20130725-too-big-to-ale One of the many problems related to our nation’s proliferation of too-big-to-fail banks is that it distorts our otherwise market-based financial system. The largest financial firms are so big and risky that the federal government has no choice but to provide them a taxpayer-funded guarantee against failure. This isn’t hyperbole, it really happened, and those same banks have grown hundreds of billions of dollars bigger since they got their bailouts. The result—privatized gains and socialized losses—further incentivizes risky behavior and provides outsized competitive advantages to the megabank oligopoly.

It’s a vicious cycle of high-risk behavior and government influence in the financial markets that would have Adam Smith spinning in his grave. Meanwhile, it leaves consumers and taxpayers increasingly at risk of another financial crisis.

So recent news of anticompetitive Wall Street behavior in the commodities markets should surprise no one, though it is yet another illustration of the too-big-to-fail problem. The New York Times recently reported that megabank control over industrial warehouses—and a well-choreographed transfer of aluminum slabs to artificially drive up rents—has led to billions of dollars in Wall Street profits, literally out of the pocket of Joe Six-Pack.

The anticompetitive practice amounts to a game of industrial keep-away played by Wall Street on companies such as MillerCoors and Coca-Cola. But the impact is not limited to beverage manufacturers. According to the report, Wall Street maneuvering in markets for oil, wheat, cotton and other commodities has led to billions in profits while forcing consumers to pay more every time they fill up their gas tank or turn on a light switch. In fact, JPMorgan Chase is on the verge of reaching a settlement in the neighborhood of half a billion dollars on charges that it rigged electricity prices. This comes a week after Barclays PLC paid a record fine to the Federal Energy Regulatory Commission. But don’t worry about them. These fines are just decimal dust, the cost of doing business in a financial behemoth that made $6.5 billion last quarter.

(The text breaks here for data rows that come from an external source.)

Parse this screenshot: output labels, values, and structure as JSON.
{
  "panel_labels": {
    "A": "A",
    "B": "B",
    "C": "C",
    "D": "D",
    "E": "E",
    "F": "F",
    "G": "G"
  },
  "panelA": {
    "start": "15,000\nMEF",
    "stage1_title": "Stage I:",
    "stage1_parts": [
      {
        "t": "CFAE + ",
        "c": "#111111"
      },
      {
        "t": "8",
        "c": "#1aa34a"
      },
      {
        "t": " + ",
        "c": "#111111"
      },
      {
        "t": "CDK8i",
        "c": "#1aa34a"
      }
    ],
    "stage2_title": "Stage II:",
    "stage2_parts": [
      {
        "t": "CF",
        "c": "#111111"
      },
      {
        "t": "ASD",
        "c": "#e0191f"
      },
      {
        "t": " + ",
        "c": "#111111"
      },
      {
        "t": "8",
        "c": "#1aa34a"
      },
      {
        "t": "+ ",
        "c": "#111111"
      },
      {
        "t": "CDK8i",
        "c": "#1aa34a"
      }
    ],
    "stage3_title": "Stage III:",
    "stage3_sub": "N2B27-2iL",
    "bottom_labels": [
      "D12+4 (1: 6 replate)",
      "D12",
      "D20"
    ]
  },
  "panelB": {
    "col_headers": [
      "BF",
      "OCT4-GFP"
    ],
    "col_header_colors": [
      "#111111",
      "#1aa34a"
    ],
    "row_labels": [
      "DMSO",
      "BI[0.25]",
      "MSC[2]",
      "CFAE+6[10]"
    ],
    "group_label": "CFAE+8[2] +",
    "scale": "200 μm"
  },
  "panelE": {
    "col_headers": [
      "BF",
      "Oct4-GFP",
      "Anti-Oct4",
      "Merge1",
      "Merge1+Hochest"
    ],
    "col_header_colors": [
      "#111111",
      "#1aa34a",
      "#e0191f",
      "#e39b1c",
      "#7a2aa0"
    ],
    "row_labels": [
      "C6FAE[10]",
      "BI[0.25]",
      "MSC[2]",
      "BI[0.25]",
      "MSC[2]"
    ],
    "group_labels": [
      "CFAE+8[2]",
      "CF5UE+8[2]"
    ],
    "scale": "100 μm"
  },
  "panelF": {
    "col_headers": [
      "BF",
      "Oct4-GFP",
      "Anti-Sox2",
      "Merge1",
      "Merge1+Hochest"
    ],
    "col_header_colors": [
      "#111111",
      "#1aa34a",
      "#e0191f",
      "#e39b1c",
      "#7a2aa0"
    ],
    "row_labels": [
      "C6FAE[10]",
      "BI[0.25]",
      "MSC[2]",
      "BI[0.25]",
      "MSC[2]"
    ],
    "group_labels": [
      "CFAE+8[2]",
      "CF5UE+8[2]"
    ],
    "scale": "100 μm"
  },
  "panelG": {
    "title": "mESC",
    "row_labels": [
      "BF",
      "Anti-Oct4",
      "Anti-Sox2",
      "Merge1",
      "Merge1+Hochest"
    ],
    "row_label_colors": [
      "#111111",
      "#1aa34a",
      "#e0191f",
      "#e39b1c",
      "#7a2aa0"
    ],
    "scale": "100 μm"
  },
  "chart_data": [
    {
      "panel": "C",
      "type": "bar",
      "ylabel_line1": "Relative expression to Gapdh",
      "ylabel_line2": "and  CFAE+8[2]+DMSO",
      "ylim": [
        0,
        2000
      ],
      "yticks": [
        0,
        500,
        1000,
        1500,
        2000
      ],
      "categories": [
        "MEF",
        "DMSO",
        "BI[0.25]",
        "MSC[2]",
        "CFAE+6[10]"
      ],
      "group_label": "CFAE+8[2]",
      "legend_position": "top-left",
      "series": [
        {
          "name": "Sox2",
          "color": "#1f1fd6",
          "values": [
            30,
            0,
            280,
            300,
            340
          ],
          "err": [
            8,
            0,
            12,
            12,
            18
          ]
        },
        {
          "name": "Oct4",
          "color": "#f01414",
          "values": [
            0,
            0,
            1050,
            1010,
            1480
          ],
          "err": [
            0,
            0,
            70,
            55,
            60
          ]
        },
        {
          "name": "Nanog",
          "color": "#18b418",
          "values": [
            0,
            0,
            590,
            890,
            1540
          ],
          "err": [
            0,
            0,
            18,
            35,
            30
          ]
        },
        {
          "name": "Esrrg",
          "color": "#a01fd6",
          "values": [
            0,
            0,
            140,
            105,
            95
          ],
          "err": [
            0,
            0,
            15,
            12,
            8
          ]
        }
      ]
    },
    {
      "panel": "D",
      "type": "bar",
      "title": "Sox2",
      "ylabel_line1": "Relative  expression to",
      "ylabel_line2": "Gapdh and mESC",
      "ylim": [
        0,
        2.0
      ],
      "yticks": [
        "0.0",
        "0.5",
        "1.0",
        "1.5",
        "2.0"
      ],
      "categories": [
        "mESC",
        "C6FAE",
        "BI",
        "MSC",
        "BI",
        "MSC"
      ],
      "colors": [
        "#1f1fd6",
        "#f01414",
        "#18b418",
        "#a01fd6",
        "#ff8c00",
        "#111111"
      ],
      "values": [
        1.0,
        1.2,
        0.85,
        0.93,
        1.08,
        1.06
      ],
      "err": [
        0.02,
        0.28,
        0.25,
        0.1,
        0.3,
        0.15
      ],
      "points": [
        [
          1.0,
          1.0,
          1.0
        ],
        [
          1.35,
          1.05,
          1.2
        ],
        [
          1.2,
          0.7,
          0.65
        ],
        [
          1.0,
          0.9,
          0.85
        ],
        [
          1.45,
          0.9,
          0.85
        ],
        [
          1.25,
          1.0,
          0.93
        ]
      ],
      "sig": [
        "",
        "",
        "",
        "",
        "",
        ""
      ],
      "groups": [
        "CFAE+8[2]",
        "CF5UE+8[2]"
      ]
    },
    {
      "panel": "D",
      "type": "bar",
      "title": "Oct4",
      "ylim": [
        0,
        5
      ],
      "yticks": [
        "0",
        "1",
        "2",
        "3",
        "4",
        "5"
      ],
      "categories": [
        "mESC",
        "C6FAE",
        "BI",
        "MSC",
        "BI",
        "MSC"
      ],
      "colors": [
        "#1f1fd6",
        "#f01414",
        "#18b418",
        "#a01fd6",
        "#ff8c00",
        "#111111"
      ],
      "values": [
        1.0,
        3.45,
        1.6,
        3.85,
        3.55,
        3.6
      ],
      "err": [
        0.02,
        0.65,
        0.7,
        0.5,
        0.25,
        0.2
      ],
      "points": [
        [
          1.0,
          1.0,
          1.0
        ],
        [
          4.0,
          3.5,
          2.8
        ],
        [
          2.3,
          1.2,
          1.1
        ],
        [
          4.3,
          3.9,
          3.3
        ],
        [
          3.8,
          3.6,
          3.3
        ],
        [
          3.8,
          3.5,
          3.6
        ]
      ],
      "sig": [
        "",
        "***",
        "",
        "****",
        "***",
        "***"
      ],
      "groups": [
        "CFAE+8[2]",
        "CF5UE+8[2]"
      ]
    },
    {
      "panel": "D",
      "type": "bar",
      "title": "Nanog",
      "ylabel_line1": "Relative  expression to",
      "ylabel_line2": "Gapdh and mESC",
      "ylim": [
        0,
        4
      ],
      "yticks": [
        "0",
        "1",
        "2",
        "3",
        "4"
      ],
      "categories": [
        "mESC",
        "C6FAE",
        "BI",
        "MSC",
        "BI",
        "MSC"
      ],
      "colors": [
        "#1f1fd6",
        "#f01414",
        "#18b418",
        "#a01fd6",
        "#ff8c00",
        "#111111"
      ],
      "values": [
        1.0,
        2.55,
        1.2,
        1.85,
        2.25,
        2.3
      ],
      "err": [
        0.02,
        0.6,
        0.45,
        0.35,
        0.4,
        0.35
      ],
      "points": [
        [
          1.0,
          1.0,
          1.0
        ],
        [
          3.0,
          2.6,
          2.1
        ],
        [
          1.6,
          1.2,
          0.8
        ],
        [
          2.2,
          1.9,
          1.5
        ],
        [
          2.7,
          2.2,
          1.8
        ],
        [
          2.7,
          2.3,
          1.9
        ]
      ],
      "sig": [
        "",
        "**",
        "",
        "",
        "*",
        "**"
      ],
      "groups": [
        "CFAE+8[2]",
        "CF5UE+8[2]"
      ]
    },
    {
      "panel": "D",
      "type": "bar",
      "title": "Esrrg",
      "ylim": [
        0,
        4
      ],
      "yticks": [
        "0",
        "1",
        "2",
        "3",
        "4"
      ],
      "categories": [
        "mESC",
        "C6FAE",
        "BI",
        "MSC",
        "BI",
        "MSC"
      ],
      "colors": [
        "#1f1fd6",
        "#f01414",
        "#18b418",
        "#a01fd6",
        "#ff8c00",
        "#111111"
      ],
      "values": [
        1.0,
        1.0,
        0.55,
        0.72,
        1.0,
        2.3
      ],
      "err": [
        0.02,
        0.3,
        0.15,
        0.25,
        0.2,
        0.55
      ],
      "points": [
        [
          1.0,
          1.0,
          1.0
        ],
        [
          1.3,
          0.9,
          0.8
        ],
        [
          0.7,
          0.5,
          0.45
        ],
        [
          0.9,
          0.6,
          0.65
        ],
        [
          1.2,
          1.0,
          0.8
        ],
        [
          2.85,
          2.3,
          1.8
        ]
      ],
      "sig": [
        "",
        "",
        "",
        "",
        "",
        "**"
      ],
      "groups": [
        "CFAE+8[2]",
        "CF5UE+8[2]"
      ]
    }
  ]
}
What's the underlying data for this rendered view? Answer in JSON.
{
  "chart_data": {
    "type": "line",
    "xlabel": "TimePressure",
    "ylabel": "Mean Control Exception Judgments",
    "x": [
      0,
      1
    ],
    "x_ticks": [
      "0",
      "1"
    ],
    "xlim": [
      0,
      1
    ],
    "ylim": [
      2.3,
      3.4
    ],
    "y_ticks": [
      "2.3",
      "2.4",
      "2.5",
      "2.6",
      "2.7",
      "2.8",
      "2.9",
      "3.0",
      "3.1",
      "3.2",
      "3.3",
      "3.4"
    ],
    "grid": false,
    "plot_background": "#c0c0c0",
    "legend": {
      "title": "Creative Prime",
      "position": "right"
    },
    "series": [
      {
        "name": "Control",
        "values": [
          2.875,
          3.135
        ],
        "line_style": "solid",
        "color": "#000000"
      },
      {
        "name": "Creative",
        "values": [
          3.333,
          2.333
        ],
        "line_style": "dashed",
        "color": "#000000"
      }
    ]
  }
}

The bottom line is that these huge financial firms have grown so large and become so interconnected in our economy that they are demonstrating classic signs of monopoly power: collusive and anticompetitive behavior that pushes prices up and reduces the social surplus provided by free markets. Not only are these institutions driving up consumer costs, they are doing so with the insurance of a taxpayer-funded backstop if their businesses ever sour. And make no mistake about it, the time will come again. As bank analyst Joshua Rosner said in sworn testimony before a Senate Banking subcommittee this week, Congress must put an end to this monopolistic power or “2008 will be the first financial crisis, but not the worst.

This is why too-big-to-fail firms should be downsized and restructured to rekindle the free-market spirit of our financial system. We must support a system in which financial institutions compete for customers instead of manipulating markets, one that promotes free markets and consumer choice instead of monopoly power and government favorites. And we better do it quick. Hang on to your pocketbooks because JP Morgan Chase has quietly bought up $1.5 billion in copper, more than half of the available amount in all of the warehouses in the copper exchange. The price of your pennies is next.